In the preceding section we saw that the running time of DequeueHead is O(1), but that the running time of DequeueTail is O(n), for the pointer based implementation of a deque. This is because the linked list data structure used, LinkedList<T> is a singly-linked list . Each element in a singly-linked list contains a single pointer--a pointer to the successor (next) element of the list. As a result, deleting the head of the linked list is easy: The new head is the successor of the old head.
However, deleting the tail of a linked list is not so easy: The new tail is the predecessor of the original tail. Since there is no pointer from the original tail to its predecessor, the predecessor must be found by traversing the linked list from the head. This traversal gives rise to the O(n) running time.
In a doubly-linked list , each list element contains two pointers--one to its successor and one to its predecessor. There are many different variations of doubly-linked lists: Figure illustrates four of them.
Figure: Doubly-Linked and Circular List Variations
Figure (a) shows the simplest case: Two pointers, say head and tail, are used to keep track of the list elements. One of them points to the first element of the list, the other points to the last. The first element of the list has no predecessor, therefore that pointer is null. Similarly, the last element has no successor and the corresponding pointer is also null. In effect, we have two overlapping singly-linked lists which go in opposite directions. Figure also shows the representation of an empty list. In this case the head and tail pointers are both null.
Figure (b) shows a case which uses sentinels. In this variation two sentinels are used! Because there are in effect two overlapping linked lists that go in opposite directions, two sentinels are used--one for each singly-linked list. Recall, the use of a sentinel is motivated by the fact that the code for insertion and deletion is often simpler to write because there are fewer special cases to consider. Figure (b) shows that in the empty list, the two sentinels point to each other.
A circular, doubly-linked list is shown in Figure (c). A circular list is formed by making use of pointers which would otherwise be null: The last element of the list is made the predecessor of the first element; the first element, the successor of the last. The upshot is that we no longer need both a head and tail pointer to keep track of the list. Even if only a single pointer is used, both the first and the last list elements can be found in constant time.

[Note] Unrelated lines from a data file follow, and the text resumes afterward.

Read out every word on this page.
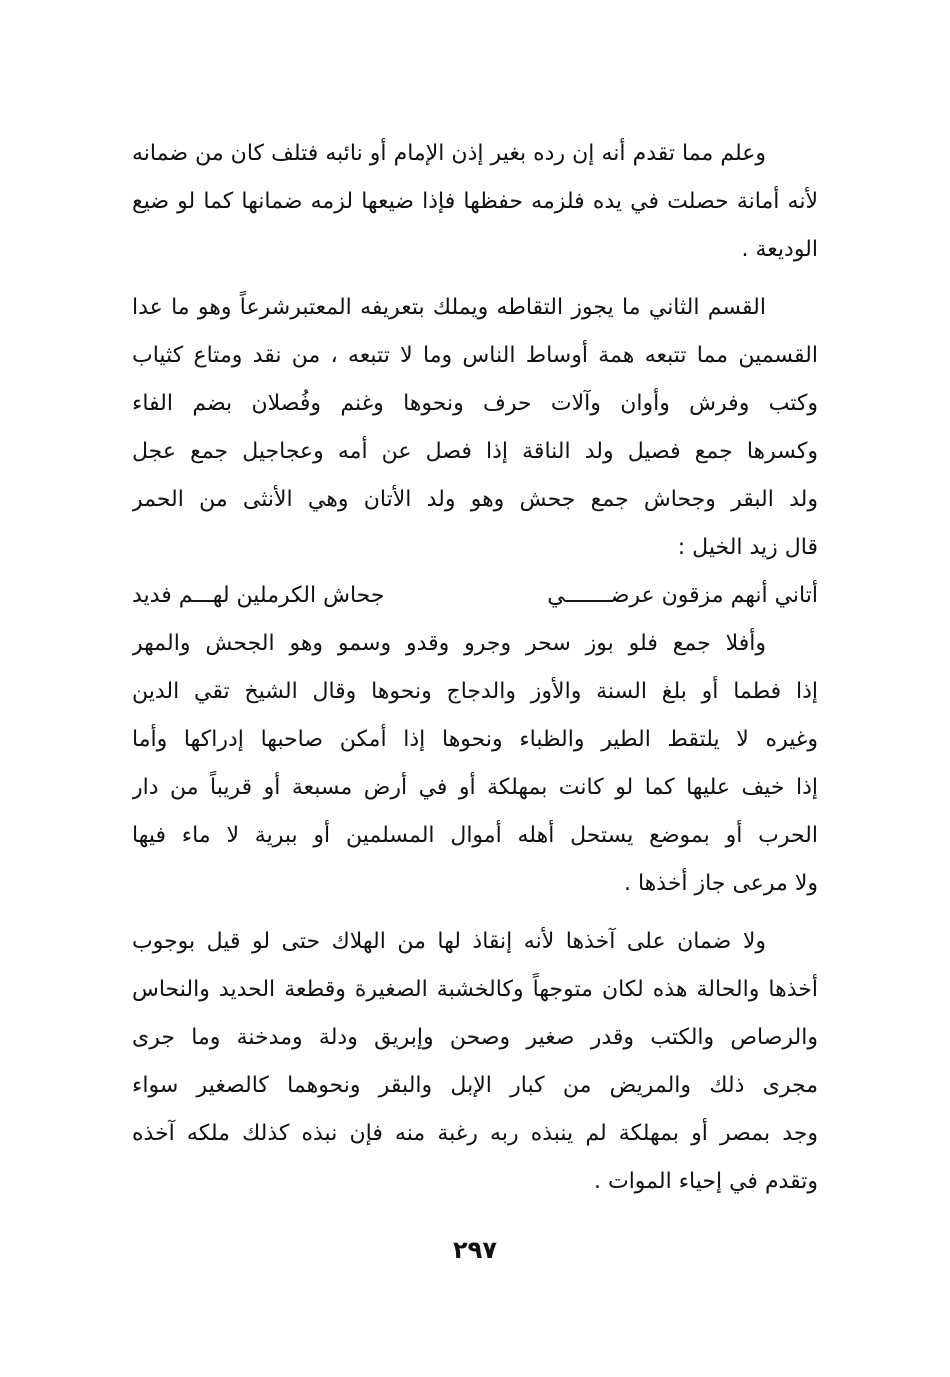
وعلم مما تقدم أنه إن رده بغير إذن الإمام أو نائبه فتلف كان من ضمانه
لأنه أمانة حصلت في يده فلزمه حفظها فإذا ضيعها لزمه ضمانها كما لو ضيع
الوديعة .
القسم الثاني ما يجوز التقاطه ويملك بتعريفه المعتبرشرعاً وهو ما عدا
القسمين مما تتبعه همة أوساط الناس وما لا تتبعه ، من نقد ومتاع كثياب
وكتب وفرش وأوان وآلات حرف ونحوها وغنم وفُصلان بضم الفاء
وكسرها جمع فصيل ولد الناقة إذا فصل عن أمه وعجاجيل جمع عجل
ولد البقر وجحاش جمع جحش وهو ولد الأتان وهي الأنثى من الحمر
قال زيد الخيل :
أتاني أنهم مزقون عرضـــــــي
جحاش الكرملين لهـــم فديد
وأفلا جمع فلو بوز سحر وجرو وقدو وسمو وهو الجحش والمهر
إذا فطما أو بلغ السنة والأوز والدجاج ونحوها وقال الشيخ تقي الدين
وغيره لا يلتقط الطير والظباء ونحوها إذا أمكن صاحبها إدراكها وأما
إذا خيف عليها كما لو كانت بمهلكة أو في أرض مسبعة أو قريباً من دار
الحرب أو بموضع يستحل أهله أموال المسلمين أو ببرية لا ماء فيها
ولا مرعى جاز أخذها .
ولا ضمان على آخذها لأنه إنقاذ لها من الهلاك حتى لو قيل بوجوب
أخذها والحالة هذه لكان متوجهاً وكالخشبة الصغيرة وقطعة الحديد والنحاس
والرصاص والكتب وقدر صغير وصحن وإبريق ودلة ومدخنة وما جرى
مجرى ذلك والمريض من كبار الإبل والبقر ونحوهما كالصغير سواء
وجد بمصر أو بمهلكة لم ينبذه ربه رغبة منه فإن نبذه كذلك ملكه آخذه
وتقدم في إحياء الموات .
٢٩٧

Finally, Figure (d) shows a circular, doubly-linked list which has a single sentinel. This variation is similar to the preceding one in that both the first and the last list elements can be found in constant time. This variation has the advantage that no special cases are required when dealing with an empty list. Figure shows that the empty list is represented by a list with exactly one element--the sentinel. In the case of the empty list, the sentinel is both is own successor and predecessor. Since the sentinel is always present, and since it always has both a successor and a predecessor, the code for adding elements to the empty list is identical to that for adding elements to a non-empty list.